Greene described Garryowen’s successful 1B campaign as a season of two halves, and one in which fortunes turned with the securing of the club’s 40th Munster Senior Cup.

“It was a lot of work (to return to 1A) but when we went down we said that we’d done it before, gone down and come back up in one season, so we’d work towards that. That was the name of the game and we kept building over the season and getting that Munster Senior Cup win spurred us on, I think, got us through it.

“We went from a mediocre start to a flying finish in 1B and we really came out and showed what Garryowen was about towards the end. We’ve a couple of new players in but a similar coaching staff and we’re looking to push on again and see what we can do in 1A.

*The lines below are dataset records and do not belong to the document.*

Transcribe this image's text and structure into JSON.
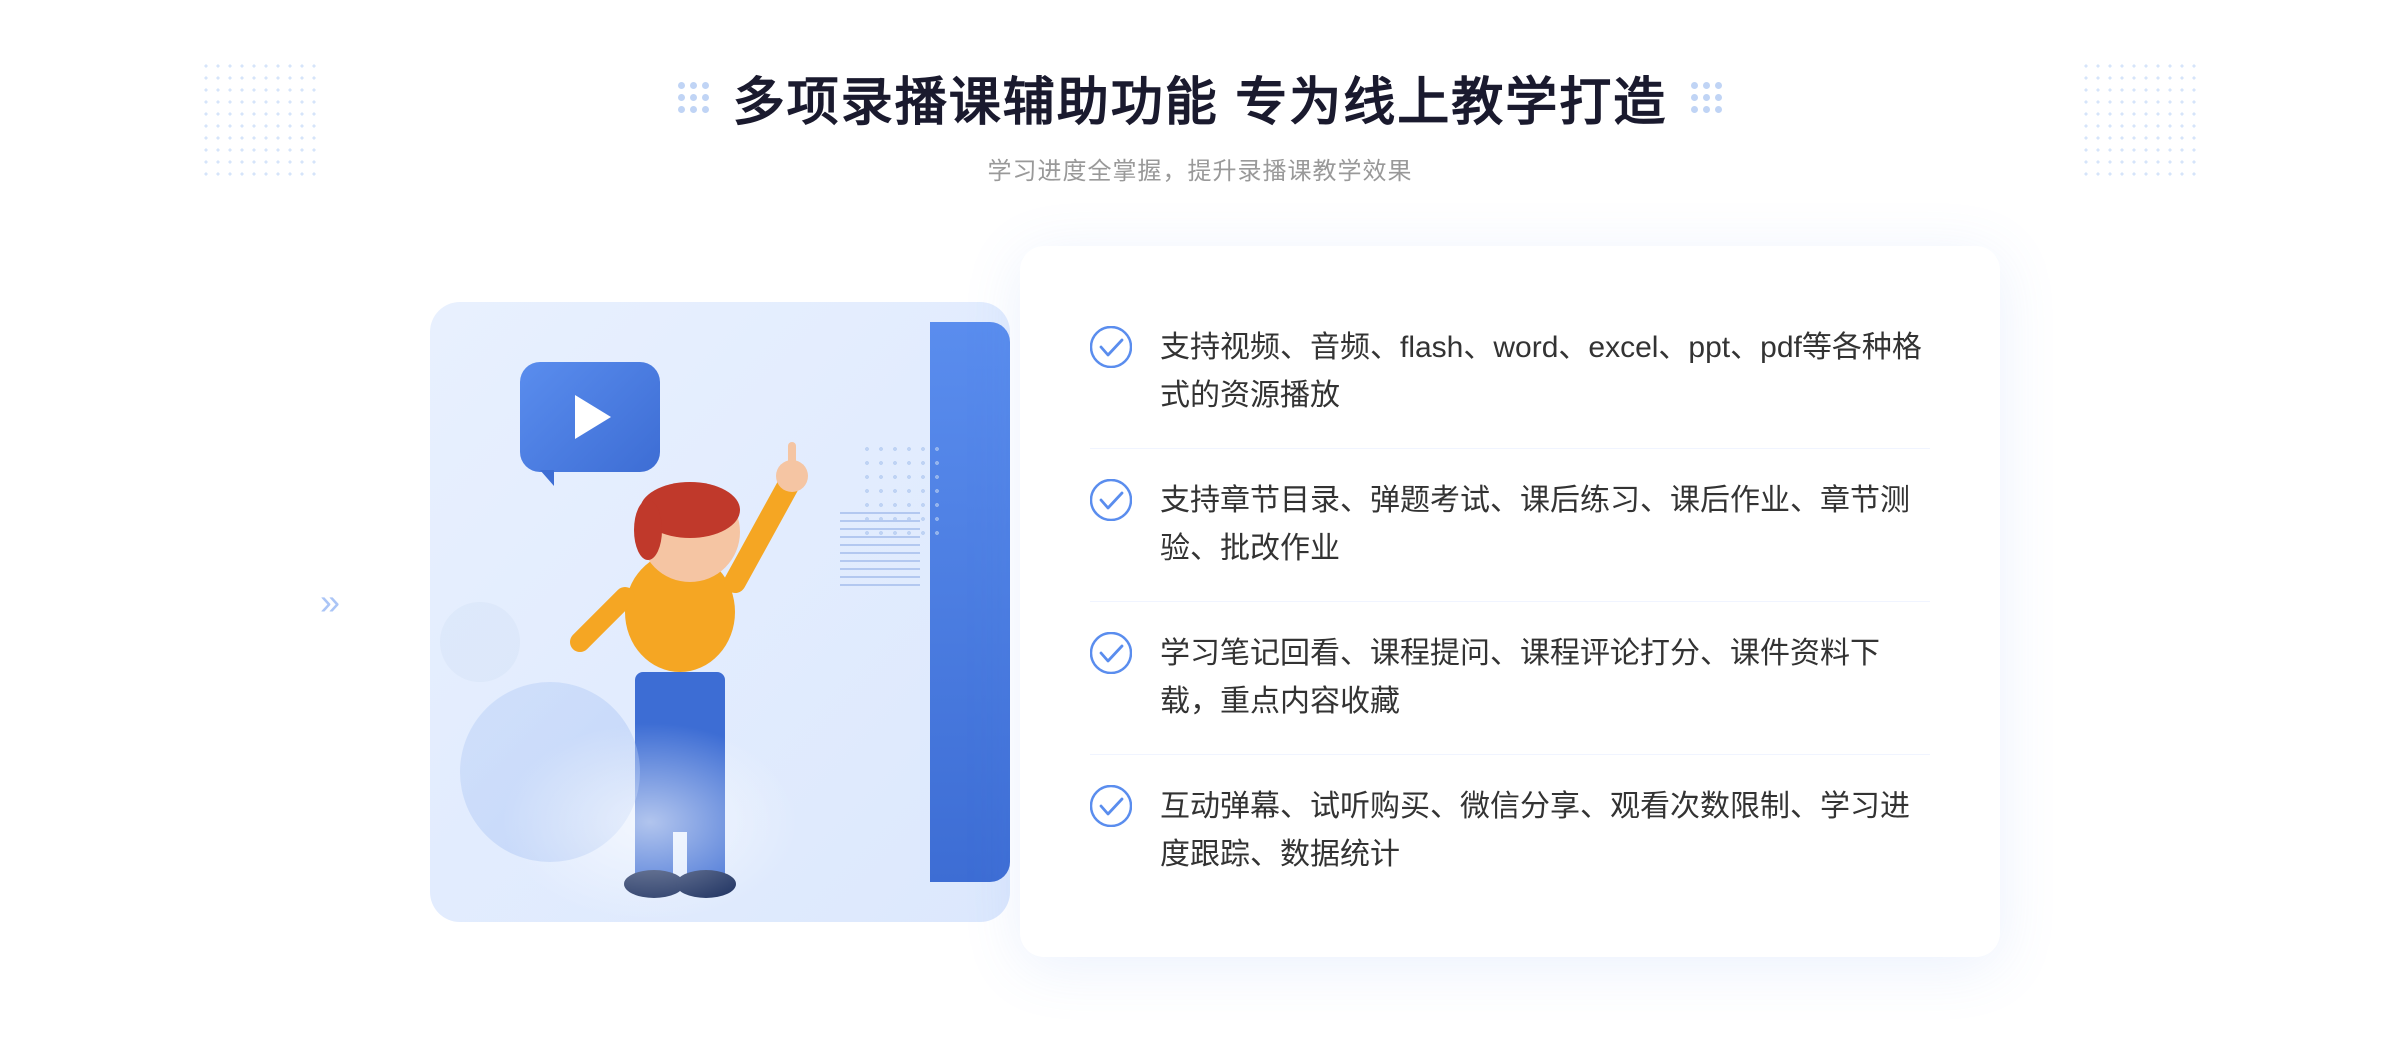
{
  "page": {
    "title": "多项录播课辅助功能 专为线上教学打造",
    "subtitle": "学习进度全掌握，提升录播课教学效果",
    "features": [
      {
        "id": "feature-1",
        "text": "支持视频、音频、flash、word、excel、ppt、pdf等各种格式的资源播放"
      },
      {
        "id": "feature-2",
        "text": "支持章节目录、弹题考试、课后练习、课后作业、章节测验、批改作业"
      },
      {
        "id": "feature-3",
        "text": "学习笔记回看、课程提问、课程评论打分、课件资料下载，重点内容收藏"
      },
      {
        "id": "feature-4",
        "text": "互动弹幕、试听购买、微信分享、观看次数限制、学习进度跟踪、数据统计"
      }
    ],
    "colors": {
      "primary_blue": "#5a8dee",
      "dark_blue": "#3d6dd4",
      "light_blue_bg": "#e8f0fe",
      "text_dark": "#1a1a2e",
      "text_gray": "#999999",
      "feature_text": "#333333"
    },
    "icons": {
      "check": "check-circle-icon",
      "play": "play-icon",
      "chevrons": "chevrons-right-icon"
    }
  }
}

“It’s the top of domestic rugby in Ireland so it’s always going to be tough but I think we showed last season with where we got ourselves to, we can show again how good we are.” 

Former Bandon Grammar back-rower/centre Greene is balancing two ambitions given his elevation to a full-time Sevens contract with Ireland and the desire to become an Olympian at the 2028 Games in Los Angeles, yet his hunger to be a part of Garryowen’s plan in the current AIL campaign is just as ravenous.

“From what I’ve heard, pre-season has been good but I’ve been up here playing with the Sevens now. I’ve signed with the Sevens for the season, so I haven’t gone down because I’ve been training at the (IRFU) High Performance Centre in Dublin.

“I’d been in and out of the Sevens for the last two years but I’m in now for the coming season so this will be my first full season inside a professional environment.

“I guess how much I get to play AIL depends on how well I’m performing up with the Sevens. My main goal would be to push on with the Sevens and aim to be in a good spot come four years’ time but I’m hoping to get some opportunities to go back playing with Garryowen and if that happens then I will, 100%.”